Binding of longer Aβ to transmembrane domain 1 of presenilin 1 impacts on Aβ42 generation
1 Department of Neuropathology and Neuroscience, Graduate School of Pharmaceutical Sciences, The University of Tokyo, 7-3-1 Hongo, Bunkyo-ku, Tokyo 113-0033, Japan
2 Department of Synthetic Natural Chemistry, Graduate School of Pharmaceutical Sciences, The University of Tokyo, Bunkyo-ku, Tokyo 113-0033, Japan
3 Laboratory of Natural Products Chemistry, Graduate School of Pharmaceutical Sciences, Nagoya University, Nagoya 464-8601, Japan
4 Core Research for Evolutional Science and Technology, Japan Science and Technology Agency, Bunkyo-ku, Tokyo 113-0033, Japan
5 Department of Neuropathology, Graduate School of Medicine, The University of Tokyo, Bunkyo-ku, Tokyo 113-0033, Japan
Molecular Neurodegeneration 2014, 9:7 doi:10.1186/1750-1326-9-7Published: 13 January 2014
Amyloid-β peptide ending at 42nd residue (Aβ42) is believed as a pathogenic peptide for Alzheimer disease. Although γ-secretase is a responsible protease to generate Aβ through a processive cleavage, the proteolytic mechanism of γ-secretase at molecular level is poorly understood.

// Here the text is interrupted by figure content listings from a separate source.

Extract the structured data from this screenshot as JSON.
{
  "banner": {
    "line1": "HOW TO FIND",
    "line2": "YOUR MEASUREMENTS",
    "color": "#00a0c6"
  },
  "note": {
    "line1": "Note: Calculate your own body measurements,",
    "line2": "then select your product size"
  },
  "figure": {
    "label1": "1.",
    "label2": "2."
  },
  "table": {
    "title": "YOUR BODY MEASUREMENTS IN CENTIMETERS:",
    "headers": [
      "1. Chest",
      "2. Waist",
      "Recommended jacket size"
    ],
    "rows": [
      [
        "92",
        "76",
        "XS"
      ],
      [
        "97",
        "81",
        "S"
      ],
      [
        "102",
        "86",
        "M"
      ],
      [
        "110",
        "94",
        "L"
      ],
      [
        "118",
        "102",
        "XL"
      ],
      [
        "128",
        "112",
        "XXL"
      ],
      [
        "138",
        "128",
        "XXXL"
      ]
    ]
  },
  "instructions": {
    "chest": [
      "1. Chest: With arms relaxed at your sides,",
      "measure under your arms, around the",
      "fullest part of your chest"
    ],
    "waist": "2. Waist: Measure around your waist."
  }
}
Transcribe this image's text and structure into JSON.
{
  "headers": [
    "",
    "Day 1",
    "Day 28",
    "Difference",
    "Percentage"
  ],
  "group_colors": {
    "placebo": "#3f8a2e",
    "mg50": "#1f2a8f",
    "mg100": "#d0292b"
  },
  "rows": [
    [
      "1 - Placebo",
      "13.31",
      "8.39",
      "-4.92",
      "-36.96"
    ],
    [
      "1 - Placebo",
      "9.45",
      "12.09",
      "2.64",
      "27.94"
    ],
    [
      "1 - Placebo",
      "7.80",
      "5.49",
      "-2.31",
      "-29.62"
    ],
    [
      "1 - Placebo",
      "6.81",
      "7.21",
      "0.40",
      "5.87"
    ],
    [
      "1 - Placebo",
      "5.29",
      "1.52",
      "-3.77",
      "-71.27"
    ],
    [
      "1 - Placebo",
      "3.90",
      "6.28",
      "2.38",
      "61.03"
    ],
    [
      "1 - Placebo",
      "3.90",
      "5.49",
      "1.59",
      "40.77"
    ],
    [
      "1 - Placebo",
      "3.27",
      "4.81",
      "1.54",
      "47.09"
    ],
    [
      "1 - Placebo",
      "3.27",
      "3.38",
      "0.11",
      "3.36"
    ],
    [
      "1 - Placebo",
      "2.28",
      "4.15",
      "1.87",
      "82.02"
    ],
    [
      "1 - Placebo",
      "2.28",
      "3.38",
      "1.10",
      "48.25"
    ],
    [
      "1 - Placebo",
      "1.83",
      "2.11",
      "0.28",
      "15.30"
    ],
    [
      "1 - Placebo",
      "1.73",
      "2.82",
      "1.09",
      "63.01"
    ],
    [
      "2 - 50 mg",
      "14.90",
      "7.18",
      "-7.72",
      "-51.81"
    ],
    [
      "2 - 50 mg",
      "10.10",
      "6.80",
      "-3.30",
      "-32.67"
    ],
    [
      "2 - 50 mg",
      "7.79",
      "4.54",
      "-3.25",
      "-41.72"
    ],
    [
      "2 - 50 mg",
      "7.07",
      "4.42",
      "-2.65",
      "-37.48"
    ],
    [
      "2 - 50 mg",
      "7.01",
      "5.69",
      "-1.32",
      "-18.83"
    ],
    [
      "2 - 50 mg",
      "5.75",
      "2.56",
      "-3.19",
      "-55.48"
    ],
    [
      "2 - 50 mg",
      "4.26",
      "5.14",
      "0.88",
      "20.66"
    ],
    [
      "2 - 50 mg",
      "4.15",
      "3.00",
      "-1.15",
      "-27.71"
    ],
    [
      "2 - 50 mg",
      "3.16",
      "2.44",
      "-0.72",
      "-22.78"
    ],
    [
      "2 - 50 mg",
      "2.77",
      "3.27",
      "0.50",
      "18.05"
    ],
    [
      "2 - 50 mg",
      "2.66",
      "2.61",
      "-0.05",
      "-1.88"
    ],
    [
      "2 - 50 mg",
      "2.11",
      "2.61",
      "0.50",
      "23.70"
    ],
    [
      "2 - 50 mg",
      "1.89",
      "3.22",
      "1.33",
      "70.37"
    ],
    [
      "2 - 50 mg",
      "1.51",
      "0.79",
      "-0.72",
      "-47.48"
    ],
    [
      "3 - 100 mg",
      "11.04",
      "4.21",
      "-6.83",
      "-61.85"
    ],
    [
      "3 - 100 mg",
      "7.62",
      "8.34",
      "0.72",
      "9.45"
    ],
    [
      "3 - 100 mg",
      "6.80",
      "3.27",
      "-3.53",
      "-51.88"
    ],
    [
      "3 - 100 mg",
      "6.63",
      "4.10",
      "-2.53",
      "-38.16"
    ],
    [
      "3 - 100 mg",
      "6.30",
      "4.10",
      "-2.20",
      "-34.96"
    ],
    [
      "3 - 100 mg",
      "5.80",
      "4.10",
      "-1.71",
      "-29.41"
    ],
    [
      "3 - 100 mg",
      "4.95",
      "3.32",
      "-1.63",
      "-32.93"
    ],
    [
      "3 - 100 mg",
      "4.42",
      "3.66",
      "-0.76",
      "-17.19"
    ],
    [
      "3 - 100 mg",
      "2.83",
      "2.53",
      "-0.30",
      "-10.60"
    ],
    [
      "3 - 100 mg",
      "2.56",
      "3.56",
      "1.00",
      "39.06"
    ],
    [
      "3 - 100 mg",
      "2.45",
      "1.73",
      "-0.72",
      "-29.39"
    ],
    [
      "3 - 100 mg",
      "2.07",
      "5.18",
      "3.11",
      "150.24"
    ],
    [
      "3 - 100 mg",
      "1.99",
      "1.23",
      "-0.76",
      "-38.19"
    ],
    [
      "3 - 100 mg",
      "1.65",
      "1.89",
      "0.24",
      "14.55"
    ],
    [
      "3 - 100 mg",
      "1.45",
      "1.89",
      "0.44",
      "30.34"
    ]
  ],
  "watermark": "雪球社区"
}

We found that the transmembrane domain (TMD) 1 of presenilin (PS) 1, a catalytic subunit for the γ-secretase, as a key modulatory domain for Aβ42 production. Aβ42-lowering and -raising γ-secretase modulators (GSMs) directly targeted TMD1 of PS1 and affected its structure. A point mutation in TMD1 caused an aberrant secretion of longer Aβ species including Aβ45 that are the precursor of Aβ42. We further found that the helical surface of TMD1 is involved in the binding of Aβ45/48 and that the binding was altered by GSMs as well as TMD1 mutation.
Binding between PS1 TMD1 and longer Aβ is critical for Aβ42 production.